Pedoman untuk rehidrasi IDSA secara garis besar tidak jauh berbeda dengan yang ada di Indonesia, namun sedikit berbeda dalam hal dosis. IDSA dan WHO-DepKes merekomendasikan pemberian zinc sesuai dosisnya pada anak-anak usia 6 bulan sampai 5 tahun, dan tidak ditemukan rekomendasi ini untuk diare pada dewasa.
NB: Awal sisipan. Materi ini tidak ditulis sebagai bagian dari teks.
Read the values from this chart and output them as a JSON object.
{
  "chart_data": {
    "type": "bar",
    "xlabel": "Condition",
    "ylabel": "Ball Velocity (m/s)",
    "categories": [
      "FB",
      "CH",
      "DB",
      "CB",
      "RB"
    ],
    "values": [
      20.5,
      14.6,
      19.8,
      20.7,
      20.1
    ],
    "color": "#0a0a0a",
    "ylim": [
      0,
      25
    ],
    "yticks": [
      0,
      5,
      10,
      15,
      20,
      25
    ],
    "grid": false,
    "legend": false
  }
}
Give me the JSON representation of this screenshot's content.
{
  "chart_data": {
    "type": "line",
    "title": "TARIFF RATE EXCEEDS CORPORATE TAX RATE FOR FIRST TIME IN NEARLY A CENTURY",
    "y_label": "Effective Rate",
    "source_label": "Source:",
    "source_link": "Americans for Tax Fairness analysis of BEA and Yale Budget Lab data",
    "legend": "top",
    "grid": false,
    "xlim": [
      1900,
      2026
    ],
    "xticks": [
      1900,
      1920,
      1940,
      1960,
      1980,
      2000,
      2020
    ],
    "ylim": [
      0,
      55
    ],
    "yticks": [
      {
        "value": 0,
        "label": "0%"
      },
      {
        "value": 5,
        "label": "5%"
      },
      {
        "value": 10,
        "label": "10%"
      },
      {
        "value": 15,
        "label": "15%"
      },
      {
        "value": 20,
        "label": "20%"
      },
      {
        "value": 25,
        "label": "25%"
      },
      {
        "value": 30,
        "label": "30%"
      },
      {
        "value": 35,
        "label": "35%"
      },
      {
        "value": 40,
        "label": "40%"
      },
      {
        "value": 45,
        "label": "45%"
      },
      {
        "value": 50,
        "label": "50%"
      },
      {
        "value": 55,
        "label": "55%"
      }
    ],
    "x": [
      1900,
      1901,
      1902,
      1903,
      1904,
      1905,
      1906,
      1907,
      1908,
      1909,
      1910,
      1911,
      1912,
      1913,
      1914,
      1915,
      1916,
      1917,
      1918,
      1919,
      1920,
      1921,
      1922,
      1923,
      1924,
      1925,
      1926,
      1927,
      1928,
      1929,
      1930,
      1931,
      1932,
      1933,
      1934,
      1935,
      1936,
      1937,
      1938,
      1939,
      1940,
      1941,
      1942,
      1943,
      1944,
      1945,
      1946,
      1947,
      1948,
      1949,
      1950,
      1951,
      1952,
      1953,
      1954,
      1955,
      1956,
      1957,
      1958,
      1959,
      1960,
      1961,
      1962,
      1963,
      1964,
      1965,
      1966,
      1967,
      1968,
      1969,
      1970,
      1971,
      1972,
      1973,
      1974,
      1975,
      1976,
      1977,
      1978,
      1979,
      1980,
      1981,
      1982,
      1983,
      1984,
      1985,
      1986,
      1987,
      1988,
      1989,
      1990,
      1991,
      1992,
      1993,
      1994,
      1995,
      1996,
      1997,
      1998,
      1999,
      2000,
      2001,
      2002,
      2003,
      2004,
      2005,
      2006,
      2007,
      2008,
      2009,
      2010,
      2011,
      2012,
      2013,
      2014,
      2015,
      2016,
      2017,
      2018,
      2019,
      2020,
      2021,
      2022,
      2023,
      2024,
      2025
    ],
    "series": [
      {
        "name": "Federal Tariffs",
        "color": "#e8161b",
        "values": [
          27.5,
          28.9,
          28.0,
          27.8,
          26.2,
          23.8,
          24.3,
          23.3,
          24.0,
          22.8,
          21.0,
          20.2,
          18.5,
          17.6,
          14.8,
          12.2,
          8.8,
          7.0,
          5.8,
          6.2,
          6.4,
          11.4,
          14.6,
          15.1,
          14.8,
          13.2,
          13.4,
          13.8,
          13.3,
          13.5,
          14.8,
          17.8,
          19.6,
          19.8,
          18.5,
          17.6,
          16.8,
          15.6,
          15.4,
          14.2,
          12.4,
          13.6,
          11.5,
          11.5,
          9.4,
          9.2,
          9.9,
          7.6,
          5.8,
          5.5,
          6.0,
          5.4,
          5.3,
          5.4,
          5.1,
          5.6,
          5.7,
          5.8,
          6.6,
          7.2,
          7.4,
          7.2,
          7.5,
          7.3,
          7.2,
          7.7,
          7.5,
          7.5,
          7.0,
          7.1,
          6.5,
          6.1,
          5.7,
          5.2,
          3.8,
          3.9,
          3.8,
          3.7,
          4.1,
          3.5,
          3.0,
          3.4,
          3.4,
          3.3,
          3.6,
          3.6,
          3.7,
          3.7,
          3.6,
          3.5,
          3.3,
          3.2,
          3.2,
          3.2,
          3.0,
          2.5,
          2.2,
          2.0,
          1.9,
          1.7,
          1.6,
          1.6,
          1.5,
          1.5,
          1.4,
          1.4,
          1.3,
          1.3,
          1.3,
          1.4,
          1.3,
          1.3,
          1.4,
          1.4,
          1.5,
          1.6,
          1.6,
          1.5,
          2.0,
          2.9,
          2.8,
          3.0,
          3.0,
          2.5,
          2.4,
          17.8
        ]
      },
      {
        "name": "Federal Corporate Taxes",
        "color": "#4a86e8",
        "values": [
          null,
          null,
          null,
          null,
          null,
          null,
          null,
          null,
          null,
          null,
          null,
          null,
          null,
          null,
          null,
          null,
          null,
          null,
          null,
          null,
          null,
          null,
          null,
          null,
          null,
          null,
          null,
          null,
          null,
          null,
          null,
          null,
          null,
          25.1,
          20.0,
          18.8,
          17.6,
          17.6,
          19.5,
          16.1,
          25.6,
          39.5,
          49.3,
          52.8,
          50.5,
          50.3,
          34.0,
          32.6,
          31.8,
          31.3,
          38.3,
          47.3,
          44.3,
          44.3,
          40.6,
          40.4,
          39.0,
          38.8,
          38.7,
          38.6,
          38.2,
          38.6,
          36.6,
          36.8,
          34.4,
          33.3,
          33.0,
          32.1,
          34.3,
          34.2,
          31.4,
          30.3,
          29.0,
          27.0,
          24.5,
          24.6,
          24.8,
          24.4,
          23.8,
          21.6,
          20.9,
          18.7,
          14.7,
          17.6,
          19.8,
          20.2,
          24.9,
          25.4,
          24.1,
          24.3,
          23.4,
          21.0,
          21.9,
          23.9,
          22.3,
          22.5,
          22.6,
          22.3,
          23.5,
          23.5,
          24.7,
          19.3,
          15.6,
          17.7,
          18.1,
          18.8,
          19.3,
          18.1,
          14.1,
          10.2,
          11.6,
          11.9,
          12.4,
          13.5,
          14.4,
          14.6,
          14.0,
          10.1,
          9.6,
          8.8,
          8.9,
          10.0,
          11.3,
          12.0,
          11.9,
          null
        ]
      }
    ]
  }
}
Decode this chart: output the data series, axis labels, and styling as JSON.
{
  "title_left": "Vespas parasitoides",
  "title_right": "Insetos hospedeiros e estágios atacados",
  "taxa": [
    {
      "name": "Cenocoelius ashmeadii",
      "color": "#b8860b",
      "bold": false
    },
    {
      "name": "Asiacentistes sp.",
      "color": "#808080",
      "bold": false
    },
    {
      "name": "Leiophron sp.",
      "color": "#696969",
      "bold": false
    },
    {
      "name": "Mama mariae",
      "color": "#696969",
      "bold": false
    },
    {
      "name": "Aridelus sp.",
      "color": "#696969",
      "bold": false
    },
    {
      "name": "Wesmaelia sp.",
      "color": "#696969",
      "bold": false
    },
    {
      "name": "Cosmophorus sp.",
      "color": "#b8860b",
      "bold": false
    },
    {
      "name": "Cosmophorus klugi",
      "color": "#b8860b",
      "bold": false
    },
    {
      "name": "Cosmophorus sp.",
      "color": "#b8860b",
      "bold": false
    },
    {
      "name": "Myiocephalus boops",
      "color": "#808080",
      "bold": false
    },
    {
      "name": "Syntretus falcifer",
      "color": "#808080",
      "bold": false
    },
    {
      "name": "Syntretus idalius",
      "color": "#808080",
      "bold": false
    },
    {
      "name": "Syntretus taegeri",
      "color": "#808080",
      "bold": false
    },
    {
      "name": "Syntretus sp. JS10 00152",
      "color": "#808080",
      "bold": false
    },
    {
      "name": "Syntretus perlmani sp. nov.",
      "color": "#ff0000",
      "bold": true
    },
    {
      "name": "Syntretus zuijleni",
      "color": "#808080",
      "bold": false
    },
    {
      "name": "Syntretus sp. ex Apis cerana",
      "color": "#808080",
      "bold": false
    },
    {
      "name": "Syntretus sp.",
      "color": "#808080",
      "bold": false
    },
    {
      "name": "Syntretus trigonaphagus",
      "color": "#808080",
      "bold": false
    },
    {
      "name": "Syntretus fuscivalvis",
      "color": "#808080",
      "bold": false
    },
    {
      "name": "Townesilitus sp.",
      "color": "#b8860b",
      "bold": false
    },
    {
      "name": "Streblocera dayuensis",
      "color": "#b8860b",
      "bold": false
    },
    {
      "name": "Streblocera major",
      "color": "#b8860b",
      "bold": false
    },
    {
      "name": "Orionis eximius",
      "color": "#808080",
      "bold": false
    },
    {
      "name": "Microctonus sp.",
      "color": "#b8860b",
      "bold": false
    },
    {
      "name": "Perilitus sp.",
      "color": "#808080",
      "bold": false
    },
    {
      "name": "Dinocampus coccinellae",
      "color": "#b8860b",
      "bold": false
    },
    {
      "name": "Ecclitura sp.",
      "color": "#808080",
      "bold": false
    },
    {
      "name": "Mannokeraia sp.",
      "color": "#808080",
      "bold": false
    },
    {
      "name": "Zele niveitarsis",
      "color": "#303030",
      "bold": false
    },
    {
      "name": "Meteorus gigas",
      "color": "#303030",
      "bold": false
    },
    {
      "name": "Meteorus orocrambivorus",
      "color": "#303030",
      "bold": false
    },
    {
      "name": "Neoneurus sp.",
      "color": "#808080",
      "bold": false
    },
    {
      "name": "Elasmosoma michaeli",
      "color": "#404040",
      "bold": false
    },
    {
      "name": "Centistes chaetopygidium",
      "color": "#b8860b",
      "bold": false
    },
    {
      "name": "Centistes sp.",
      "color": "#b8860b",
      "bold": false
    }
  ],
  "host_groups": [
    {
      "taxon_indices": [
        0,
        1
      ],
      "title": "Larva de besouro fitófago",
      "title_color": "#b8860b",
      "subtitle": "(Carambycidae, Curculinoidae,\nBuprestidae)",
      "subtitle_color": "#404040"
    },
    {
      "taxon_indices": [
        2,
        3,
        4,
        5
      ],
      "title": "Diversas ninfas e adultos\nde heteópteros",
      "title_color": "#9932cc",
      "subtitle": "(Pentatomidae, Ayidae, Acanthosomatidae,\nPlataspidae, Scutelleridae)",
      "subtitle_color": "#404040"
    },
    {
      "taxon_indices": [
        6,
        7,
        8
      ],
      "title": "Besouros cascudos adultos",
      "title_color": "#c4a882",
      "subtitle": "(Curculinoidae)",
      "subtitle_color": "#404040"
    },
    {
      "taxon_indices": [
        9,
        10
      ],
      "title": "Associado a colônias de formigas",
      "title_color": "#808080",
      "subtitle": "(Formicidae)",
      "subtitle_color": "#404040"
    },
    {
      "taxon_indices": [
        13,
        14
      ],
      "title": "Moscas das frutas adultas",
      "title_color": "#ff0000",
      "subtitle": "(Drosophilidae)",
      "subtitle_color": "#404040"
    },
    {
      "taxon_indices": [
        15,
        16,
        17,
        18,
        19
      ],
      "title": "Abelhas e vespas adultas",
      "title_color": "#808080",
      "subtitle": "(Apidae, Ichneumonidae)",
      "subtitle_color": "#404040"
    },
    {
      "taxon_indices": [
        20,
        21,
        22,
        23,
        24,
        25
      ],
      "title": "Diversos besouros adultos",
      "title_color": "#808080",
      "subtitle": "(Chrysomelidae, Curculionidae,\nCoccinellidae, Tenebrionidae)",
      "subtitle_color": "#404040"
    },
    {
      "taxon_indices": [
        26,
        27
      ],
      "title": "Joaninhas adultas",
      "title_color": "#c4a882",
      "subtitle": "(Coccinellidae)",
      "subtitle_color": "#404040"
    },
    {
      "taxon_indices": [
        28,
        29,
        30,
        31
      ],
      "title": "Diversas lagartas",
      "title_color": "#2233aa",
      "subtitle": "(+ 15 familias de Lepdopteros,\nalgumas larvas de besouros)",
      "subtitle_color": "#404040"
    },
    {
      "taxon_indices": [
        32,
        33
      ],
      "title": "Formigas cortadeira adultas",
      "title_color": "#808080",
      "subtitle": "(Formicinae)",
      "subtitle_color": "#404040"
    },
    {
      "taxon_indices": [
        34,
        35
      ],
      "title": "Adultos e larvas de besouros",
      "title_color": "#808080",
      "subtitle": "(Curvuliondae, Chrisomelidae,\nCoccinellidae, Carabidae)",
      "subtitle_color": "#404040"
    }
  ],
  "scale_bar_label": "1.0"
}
Pemberian ASI dan makanan direkomendasikan untuk dilakukan segera setelah memungkinkan. Pemberian produk susu sapi disarankan untuk dihindari, tetapi belum ada penelitian yang dengan jelas menyatakan ini. Disarankan juga untuk menghindari minuman beralkohol dan mengandung kafein.
Pemberian antibiotik disarankan hanya untuk kasus tertentu dan disesuaikan dengan etiologi dan pola kuman setempat. Pemberian edukasi untuk menghentikan rantai penularan infeksi baik kepada diri sendiri maupun orang lain juga disarankan oleh ketiga pedoman tersebut.